If the members of the public are concerned—be they left, right, or center on the political spectrum—then the White House Office of Communications and OMB Communications Office are in charge of relations with the media.  If proposed and final rules need to be explained to the public, those offices develop relevant materials.  But they don’t affect the content of the rules.

It is true that OIRA, like everybody else in the White House, works under the President.  The Office of the Chief of Staff is very important, as it helps to oversee and coordinate all agency activity.  Everybody works under the President and is subject to his supervision. I knew implementation of the Affordable Care Act was a big priority for the President, and we were going to implement the Affordable Care Act in accordance with his wishes.  I knew also that economic growth was a great focus of his, and if we had a really expensive rule, it had better have a powerful justification.  In a very real sense, you’re following the boss.  But politics, as such, is not part of OIRA’s mission.

One thing that is a really important part of the mission of OIRA, and I hope this has been clarified, is that federal officials—most of them non-political—know a ton, and what OIRA is trying to do is to help ensure that what these officials know is incorporated in agency rulemaking.
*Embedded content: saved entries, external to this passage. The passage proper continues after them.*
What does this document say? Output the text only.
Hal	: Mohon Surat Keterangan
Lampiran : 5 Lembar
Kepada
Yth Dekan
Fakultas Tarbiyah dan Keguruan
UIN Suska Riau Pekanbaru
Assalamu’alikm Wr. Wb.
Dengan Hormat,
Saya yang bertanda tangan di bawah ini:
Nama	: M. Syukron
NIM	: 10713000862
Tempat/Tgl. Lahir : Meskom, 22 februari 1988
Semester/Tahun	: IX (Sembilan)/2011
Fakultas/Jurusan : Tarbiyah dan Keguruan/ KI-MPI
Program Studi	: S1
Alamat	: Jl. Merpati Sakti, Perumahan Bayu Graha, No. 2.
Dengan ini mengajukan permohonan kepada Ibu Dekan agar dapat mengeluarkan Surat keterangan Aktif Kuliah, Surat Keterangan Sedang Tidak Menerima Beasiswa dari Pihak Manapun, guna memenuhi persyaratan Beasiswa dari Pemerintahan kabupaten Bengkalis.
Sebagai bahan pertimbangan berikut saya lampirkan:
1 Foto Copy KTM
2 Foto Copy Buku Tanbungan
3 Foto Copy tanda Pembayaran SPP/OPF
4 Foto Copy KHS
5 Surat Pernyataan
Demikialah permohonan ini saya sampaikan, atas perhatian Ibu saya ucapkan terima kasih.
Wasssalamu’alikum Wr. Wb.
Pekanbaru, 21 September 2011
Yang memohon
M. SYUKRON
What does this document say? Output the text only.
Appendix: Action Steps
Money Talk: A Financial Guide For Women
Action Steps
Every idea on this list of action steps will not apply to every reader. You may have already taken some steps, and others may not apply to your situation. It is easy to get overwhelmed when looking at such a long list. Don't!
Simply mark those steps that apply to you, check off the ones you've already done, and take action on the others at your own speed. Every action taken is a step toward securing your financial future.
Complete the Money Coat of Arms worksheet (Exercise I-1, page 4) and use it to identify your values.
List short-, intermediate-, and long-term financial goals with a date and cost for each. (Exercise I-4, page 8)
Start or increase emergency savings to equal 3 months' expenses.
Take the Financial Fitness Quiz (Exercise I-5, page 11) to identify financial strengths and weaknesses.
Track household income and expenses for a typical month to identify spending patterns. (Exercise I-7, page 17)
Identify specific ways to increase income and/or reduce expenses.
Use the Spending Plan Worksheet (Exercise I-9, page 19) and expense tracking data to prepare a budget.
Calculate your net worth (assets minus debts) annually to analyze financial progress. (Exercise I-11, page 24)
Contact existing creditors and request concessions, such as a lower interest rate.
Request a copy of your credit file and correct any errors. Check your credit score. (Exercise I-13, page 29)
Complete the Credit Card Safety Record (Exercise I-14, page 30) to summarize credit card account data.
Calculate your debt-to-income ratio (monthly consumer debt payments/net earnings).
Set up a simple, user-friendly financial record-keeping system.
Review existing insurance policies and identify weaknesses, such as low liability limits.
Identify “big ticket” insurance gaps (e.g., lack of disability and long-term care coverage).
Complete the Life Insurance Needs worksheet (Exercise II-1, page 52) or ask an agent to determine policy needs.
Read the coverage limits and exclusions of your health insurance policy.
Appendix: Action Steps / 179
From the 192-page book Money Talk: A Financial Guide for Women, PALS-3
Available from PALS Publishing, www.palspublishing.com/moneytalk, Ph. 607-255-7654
OIRA is really careful about making sure that regulatory due process, in the internal sense, is respected.  People outside the government—and this was probably my biggest revelation on the job—are also adding, for countless rules, information that the experts inside the government don’t have yet, and OIRA sees as one of its crucial tasks the encouragement, receipt, and careful consideration of that information.

OIRA is believed by many—and I guess I believe this as well—to be promoting centralized direction of regulatory policy.  That’s not false.  OIRA does play a role in the process of White House oversight.  But more important and more fundamental is OIRA’s role in ensuring the incorporation of decentralized knowledge.  That’s what OIRA does every day.  Notwithstanding its role as part of the process of White House oversight, a key part of what OIRA is doing, and part of the reason, I think, it’s endured for decades, is that it’s performing the modest—but absolutely indispensable—role of information aggregator.

 
Cass R. Sunstein

Cass Sunstein is the Robert Walmsley University Professor at Harvard Law School.  From 2009 to 2012, he served at the Administrator of the White House Office of Information and Regulatory Affairs (OIRA) in the Office of Management and Budget (OMB).

This essay is the fifth of a five-part series drawing on Prof. Sunstein’s keynote address at the Penn Program on Regulation’s annual regulation dinner at the University of Pennsylvania Law School. Professor Sunstein’s lecture drew on an article that he subsequently published in the Harvard Law Review.   His book, Simpler: The Future of Government, provides additional discussion of Sunstein’s accomplishments as OIRA Administrator.